An Inside Look at “Food & Water Watch”

by S. Tom Bond on November 15, 2013

Thoughts on a Food and Water Watch Conference Call

Commentary by S. Tom Bond, Retired Chemistry Professor and Resident Farmer, Lewis County, WV

I was privileged to join a conference call conducted by the Food and Water Watch (FWW) on the 12th of November.  FWW is a non-governmental organization with members all over the U. S.  concerned with consumer food rights.  They devote much of their attention to fracking because of its potential effects on food and rural people.

This is an interesting angle to me, because as my regular readers know, I am a farmer very disturbed with the possible effects on my production and my family life.   Here are some of the highlights from the call:

  1. The area of land leased for fracking in the U. S. is now greater than the combined area of California and Florida!

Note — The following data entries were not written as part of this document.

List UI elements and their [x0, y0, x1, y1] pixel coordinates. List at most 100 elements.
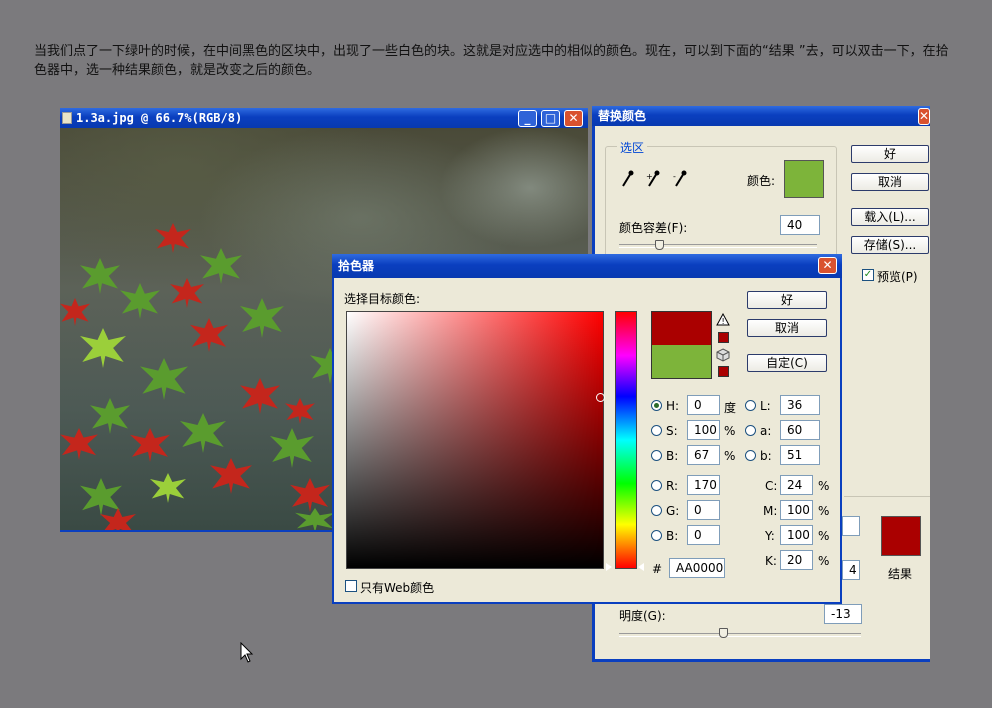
web-only-label: 只有Web颜色: [360, 581, 435, 595]
leaf: [170, 278, 204, 308]
brightness-field[interactable]: 67: [687, 445, 720, 465]
saturation-field[interactable]: 4: [842, 560, 860, 580]
replace-color-close-button[interactable]: ✕: [918, 108, 930, 125]
mouse-pointer-icon: [240, 641, 254, 664]
yellow-label: Y:: [765, 529, 775, 543]
gamut-color-swatch[interactable]: [718, 332, 729, 343]
hue-field[interactable]: 0: [687, 395, 720, 415]
current-color-preview[interactable]: [651, 345, 712, 379]
close-button[interactable]: ✕: [564, 110, 583, 127]
replace-cancel-button[interactable]: 取消: [851, 173, 929, 191]
leaf: [240, 298, 284, 338]
preview-label: 预览(P): [877, 270, 918, 284]
leaf: [210, 458, 252, 494]
image-window-titlebar[interactable]: 1.3a.jpg @ 66.7%(RGB/8) _ □ ✕: [60, 108, 588, 128]
leaf: [180, 413, 226, 453]
lab-a-field[interactable]: 60: [780, 420, 820, 440]
result-color-swatch[interactable]: [881, 516, 921, 556]
image-window-title: 1.3a.jpg @ 66.7%(RGB/8): [76, 111, 243, 125]
blue-label: B:: [666, 529, 679, 543]
red-field[interactable]: 170: [687, 475, 720, 495]
fuzziness-field[interactable]: 40: [780, 215, 820, 235]
green-radio[interactable]: [651, 505, 662, 516]
select-target-color-label: 选择目标颜色:: [344, 292, 421, 306]
replace-color-titlebar[interactable]: 替换颜色 ✕: [592, 106, 930, 126]
lab-b-field[interactable]: 51: [780, 445, 820, 465]
saturation-label: S:: [666, 424, 678, 438]
leaf: [190, 318, 228, 352]
leaf: [285, 398, 315, 424]
cyan-label: C:: [765, 479, 778, 493]
intro-paragraph: 当我们点了一下绿叶的时候，在中间黑色的区块中，出现了一些白色的块。这就是对应选中…: [34, 44, 949, 78]
leaf: [80, 478, 122, 516]
selection-color-swatch[interactable]: [784, 160, 824, 198]
fuzziness-slider-thumb[interactable]: [655, 240, 664, 250]
leaf: [270, 428, 314, 468]
cyan-unit: %: [818, 479, 830, 493]
leaf: [295, 508, 335, 530]
black-field[interactable]: 20: [780, 550, 813, 570]
lab-l-radio[interactable]: [745, 400, 756, 411]
gamut-warning-icon[interactable]: !: [716, 312, 730, 326]
leaf: [60, 428, 98, 460]
svg-text:!: !: [722, 317, 725, 326]
leaf: [200, 248, 242, 284]
hue-slider[interactable]: [615, 311, 637, 569]
web-safe-color-swatch[interactable]: [718, 366, 729, 377]
green-field[interactable]: 0: [687, 500, 720, 520]
hex-field[interactable]: AA0000: [669, 558, 725, 578]
leaf: [130, 428, 170, 462]
hue-slider-left-arrow[interactable]: [606, 563, 612, 571]
lab-l-field[interactable]: 36: [780, 395, 820, 415]
lightness-field[interactable]: -13: [824, 604, 862, 624]
save-button[interactable]: 存储(S)...: [851, 236, 929, 254]
picker-cancel-button[interactable]: 取消: [747, 319, 827, 337]
picker-ok-button[interactable]: 好: [747, 291, 827, 309]
replace-ok-button[interactable]: 好: [851, 145, 929, 163]
saturation-brightness-field[interactable]: [346, 311, 604, 569]
color-picker-titlebar[interactable]: 拾色器 ✕: [332, 254, 842, 278]
load-button[interactable]: 载入(L)...: [851, 208, 929, 226]
leaf: [120, 283, 160, 319]
lab-a-radio[interactable]: [745, 425, 756, 436]
color-picker-title: 拾色器: [338, 259, 375, 273]
result-label: 结果: [888, 567, 913, 581]
saturation-value-field[interactable]: 100: [687, 420, 720, 440]
minimize-button[interactable]: _: [518, 110, 537, 127]
color-picker-close-button[interactable]: ✕: [818, 257, 837, 274]
saturation-radio[interactable]: [651, 425, 662, 436]
red-radio[interactable]: [651, 480, 662, 491]
brightness-unit: %: [724, 449, 736, 463]
hue-shift-field[interactable]: [842, 516, 860, 536]
selection-group-label: 选区: [617, 139, 648, 156]
red-label: R:: [666, 479, 679, 493]
blue-radio[interactable]: [651, 530, 662, 541]
maximize-button[interactable]: □: [541, 110, 560, 127]
lightness-slider-thumb[interactable]: [719, 628, 728, 638]
color-field-marker[interactable]: [596, 393, 605, 402]
blue-field[interactable]: 0: [687, 525, 720, 545]
hue-radio[interactable]: [651, 400, 662, 411]
eyedropper-minus-icon[interactable]: -: [673, 170, 689, 188]
web-only-checkbox[interactable]: [345, 580, 357, 592]
magenta-field[interactable]: 100: [780, 500, 813, 520]
yellow-field[interactable]: 100: [780, 525, 813, 545]
magenta-label: M:: [763, 504, 778, 518]
web-safe-cube-icon[interactable]: [716, 348, 730, 362]
fuzziness-slider-track[interactable]: [619, 244, 817, 248]
custom-colors-button[interactable]: 自定(C): [747, 354, 827, 372]
preview-checkbox[interactable]: ✓: [862, 269, 874, 281]
hue-slider-right-arrow[interactable]: [638, 563, 644, 571]
leaf: [80, 258, 120, 294]
cyan-field[interactable]: 24: [780, 475, 813, 495]
brightness-radio[interactable]: [651, 450, 662, 461]
leaf: [90, 398, 130, 434]
eyedropper-plus-icon[interactable]: +: [646, 170, 662, 188]
leaf: [290, 478, 330, 512]
lab-b-label: b:: [760, 449, 772, 463]
lightness-slider-track[interactable]: [619, 633, 861, 637]
selection-color-label: 颜色:: [747, 174, 776, 188]
eyedropper-icon[interactable]: [620, 170, 634, 188]
leaf: [240, 378, 280, 414]
lab-b-radio[interactable]: [745, 450, 756, 461]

Here is a map of the areas believed to have potential.
  2. The size of the anti-fracking movement is constantly increasing and is reaching critical mass in certain areas.  In Colorado,  fracking bans have been passed in some towns, in New York and Maryland, the industry has been staved off, in New Jersey the situation is even more complicated.   Also, rapidly growing movements are occurring in developed, densely populated countries.  The correlation between education and opposing fracking is quite strong.  People with foresight, oppose it, unlike people who choose to oppose it after they get hurt.
  3. Wenonah Hauter, executive director of FWW, listed numerous new organizations including California Chefs Against Fracking (New York State already has such an organization.)  Another especially important organization recently formed is the Americans Against Fracking coalition.  Its members include Civic, Faith, Outdoors (hunting, fishing, etc.) and Social Justice groups.  It has pages of member groups.

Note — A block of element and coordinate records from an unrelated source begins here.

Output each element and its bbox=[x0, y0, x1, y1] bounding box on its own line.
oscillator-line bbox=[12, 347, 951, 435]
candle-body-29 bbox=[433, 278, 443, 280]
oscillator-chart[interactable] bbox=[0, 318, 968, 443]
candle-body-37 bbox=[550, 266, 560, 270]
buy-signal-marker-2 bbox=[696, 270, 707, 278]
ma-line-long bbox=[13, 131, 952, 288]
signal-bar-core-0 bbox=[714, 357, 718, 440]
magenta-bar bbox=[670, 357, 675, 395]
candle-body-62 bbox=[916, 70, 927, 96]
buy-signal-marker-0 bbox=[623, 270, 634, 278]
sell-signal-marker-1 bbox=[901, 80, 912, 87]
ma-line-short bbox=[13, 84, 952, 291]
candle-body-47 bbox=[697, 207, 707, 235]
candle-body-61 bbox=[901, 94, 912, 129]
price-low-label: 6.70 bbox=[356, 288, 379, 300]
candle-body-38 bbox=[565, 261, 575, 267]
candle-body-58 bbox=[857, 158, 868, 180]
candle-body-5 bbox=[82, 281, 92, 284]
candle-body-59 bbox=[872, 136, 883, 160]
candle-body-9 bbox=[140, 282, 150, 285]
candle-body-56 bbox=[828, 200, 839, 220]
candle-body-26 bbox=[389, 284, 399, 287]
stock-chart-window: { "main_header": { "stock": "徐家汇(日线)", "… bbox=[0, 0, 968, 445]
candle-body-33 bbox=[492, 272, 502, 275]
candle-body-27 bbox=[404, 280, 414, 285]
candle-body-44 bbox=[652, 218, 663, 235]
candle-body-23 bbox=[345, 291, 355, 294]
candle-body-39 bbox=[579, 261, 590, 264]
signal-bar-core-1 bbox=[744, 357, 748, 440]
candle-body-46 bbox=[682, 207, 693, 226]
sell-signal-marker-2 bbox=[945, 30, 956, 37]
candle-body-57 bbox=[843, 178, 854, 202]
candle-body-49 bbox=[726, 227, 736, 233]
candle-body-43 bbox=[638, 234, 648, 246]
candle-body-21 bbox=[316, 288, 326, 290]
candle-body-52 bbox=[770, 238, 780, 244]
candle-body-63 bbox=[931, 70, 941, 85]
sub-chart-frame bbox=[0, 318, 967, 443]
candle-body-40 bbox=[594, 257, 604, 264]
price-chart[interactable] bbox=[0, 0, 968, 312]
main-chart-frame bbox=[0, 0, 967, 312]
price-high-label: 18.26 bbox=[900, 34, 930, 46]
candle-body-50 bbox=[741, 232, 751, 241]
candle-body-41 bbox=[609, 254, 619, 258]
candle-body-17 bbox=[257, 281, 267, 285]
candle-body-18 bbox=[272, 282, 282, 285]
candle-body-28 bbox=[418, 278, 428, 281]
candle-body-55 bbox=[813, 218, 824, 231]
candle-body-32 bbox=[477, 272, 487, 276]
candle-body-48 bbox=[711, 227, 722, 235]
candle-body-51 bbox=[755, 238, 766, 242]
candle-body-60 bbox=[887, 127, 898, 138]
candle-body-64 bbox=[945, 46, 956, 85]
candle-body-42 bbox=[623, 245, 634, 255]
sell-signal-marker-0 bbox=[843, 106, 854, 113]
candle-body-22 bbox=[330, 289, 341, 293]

About half of the conference time was devoted to questions submitted by the callers:

  1. “What about the claim that fracking alleviates economic hardship?” Take a moral stand for the future – the long term consequences are more important than any short term gains such as jobs and royalties.
  2. “What about the Trans-Pacific Trade Agreement?” This is an agreement between 11 Pacific rim countries, including the U. S., to improve trade.  Negotiations are secret.  For fracking, this could mean an increase in the export of liquid natural gas, particularly to Japan and China, as well as a business-oriented supra-national control of safety and environmental restraints.  This is a huge issue with labor, because it favors the 1%, not the 99%.  Foreign nations can sue U. S. states for hurting profits.  Although Congress is constitutionally empowered to regulate foreign trade, the Obama Administration wants to “fast track” the agreement, avoiding Congress.
  3. “Why so many energy advertisements?” The consensus was that fracking has run into many unanticipated technical problems with the change to “extreme energy” extraction under very difficult conditions.   (I feel this is because the technology requires increased pressures, increased volumes and new chemicals, foreign manufacture pipes, etc., and because they did not go through a “scale up” phase with research along each step, like a normal industry.  Nor did they see the advent of public awareness of Climate Change.)  They can not change these realities now, and can only counter them with “public relations.”  They work like the tobacco companies advertisements to increase doubt about true facts and science.
  4. “What about community disruptions?” The media, which is largely captivated by advertisements paid for by the fracking companies, has little to say about anything but the environmental problems.   They do not discuss the declining quality of life in rural neighborhoods, or the roads, congestion, noise, lights at night, odors, worry, lying land men, overbearing agents to deal with in placement of pads and roads and pipelines, accidents, interference with normal rural activities such as farming, hunting and fishing, recreation (in parks and elsewhere).  What about workers with money, but with no local social connections?  This results in drunkenness, fighting, and transmission of sexually transmitted diseases (up 62% in one area).  It was stated that fracking workers have seven times greater fatality rates than all industries combined.   Communities are torn apart, and while a few people receive royalties, problems are distributed to everyone.

I have written before about “externalized costs,”  real costs of an industry that the industry does not pay for, but are incurred by people receiving no benefit.   WE are no strangers to this reality in West Virginia and Appalachia in general. It is the hallmark of the extractive industry.  It makes people passive, devalues land and it makes you the butt of bad jokes.  It is happening again.  This time it will happen to a lot of other people and places, too, if it is not stopped.